As we looked deeper, we found evidence the drug use may be wide spread. A third Ladue High, who was in the home of the fatal overdose, posted on Facebook offering “Molly – 1 gram.” Molly is a slang term for ecstasy. Another parent wanted us to know how many suburban kids are texting about drugs. That parent gave us a cell phone of another Ladue High school student.
One text said ‘I just want some damn pills’ then ‘gimme gimme gimme.’ A teen texted back, ‘If you need some pills hit up (this student). I think he can get them for you.”
Another text said ‘you know anybody with Lucy?’ (Code for LSD.)
Then a text offering lots of pot, ‘my guys got a lot of durban he’s gotta unload.’
Meanwhile, the Mom of the dead 17-year-old wants to know what’s on her son’s phone. It’s locked. She said police did not find it that night. She got it back from her son’s friends. Now she says police don`t seem interested. She said, “I wish they would`ve pursued his phone and any texts that would`ve been on his phone.” Reporter Chris Hayes said, “You want to know where those drugs came from.” Mom confirmed, “I absolutely want to know where those drugs came fromand I don`t want them going anywhere else. The person needs to be caught.”
No one from Olivette Police will return my calls. We found a computer expert who will attempt to unlock the phone and get answers for mom.

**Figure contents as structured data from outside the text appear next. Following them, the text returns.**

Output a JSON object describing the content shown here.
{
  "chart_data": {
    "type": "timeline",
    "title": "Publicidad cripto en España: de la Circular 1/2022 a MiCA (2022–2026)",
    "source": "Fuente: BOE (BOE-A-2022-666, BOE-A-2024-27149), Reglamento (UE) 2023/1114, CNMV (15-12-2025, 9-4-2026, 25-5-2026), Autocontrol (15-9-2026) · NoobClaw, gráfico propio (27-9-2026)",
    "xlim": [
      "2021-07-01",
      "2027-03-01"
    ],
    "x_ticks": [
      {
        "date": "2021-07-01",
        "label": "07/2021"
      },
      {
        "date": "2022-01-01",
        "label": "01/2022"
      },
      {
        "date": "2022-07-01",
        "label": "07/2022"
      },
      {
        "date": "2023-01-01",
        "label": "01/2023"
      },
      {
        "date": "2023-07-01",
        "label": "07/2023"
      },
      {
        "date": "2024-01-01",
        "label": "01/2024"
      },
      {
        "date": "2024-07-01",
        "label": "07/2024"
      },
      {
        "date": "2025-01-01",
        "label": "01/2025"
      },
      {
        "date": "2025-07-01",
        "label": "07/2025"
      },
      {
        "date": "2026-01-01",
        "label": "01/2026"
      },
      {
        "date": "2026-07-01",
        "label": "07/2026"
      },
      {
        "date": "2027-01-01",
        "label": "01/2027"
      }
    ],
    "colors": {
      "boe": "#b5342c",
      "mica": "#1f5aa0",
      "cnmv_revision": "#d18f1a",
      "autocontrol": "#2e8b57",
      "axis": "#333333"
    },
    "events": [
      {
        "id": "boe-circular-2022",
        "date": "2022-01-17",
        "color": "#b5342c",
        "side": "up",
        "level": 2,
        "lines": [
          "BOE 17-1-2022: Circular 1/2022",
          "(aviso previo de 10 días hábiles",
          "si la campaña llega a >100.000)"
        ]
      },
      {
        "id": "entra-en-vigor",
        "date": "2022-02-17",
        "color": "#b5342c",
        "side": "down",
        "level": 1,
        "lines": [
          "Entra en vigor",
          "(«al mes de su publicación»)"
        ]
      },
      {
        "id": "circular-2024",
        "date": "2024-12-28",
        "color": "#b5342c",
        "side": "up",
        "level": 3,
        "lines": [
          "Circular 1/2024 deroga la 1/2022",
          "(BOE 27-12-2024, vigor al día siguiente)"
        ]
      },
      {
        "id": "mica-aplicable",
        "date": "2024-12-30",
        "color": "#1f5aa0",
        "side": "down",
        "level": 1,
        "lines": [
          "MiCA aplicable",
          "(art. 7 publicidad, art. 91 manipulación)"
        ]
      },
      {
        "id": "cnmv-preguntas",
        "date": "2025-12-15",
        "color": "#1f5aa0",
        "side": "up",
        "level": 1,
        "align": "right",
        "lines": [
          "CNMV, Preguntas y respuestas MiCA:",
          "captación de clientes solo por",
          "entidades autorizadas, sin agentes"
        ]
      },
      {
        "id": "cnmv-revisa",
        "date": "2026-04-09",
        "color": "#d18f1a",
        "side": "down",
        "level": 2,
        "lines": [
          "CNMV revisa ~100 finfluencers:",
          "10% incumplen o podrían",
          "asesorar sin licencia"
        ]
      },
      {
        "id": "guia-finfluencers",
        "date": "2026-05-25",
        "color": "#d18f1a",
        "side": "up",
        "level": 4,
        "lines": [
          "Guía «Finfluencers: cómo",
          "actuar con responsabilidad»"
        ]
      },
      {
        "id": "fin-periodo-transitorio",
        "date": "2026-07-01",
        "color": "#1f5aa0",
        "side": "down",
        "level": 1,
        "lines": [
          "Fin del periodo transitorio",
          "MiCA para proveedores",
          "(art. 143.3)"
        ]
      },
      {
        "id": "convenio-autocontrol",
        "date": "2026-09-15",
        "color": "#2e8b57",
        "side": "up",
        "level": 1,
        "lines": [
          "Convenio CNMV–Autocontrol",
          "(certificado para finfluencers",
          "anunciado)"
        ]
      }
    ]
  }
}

Mom said, “I pray this doesn`t happen to anyone else. I just kept thinking the whole time when planning my son`s funeral, of all the gifts I wanted to give him, I wanted to buy him a car, go on trips with him and all the things I wanted to give him, I end up giving him a casket and a hole in the ground.”
A Ladue High School spokesman called me back to find out more about this report, but has not answered further. I`ve talked to drug recovery specialists who agree, this drug problem is no more specific to the High School in Ladue, then it is to any other school or business, rather they say it’s an indication the drug problem surrounds us everywhere.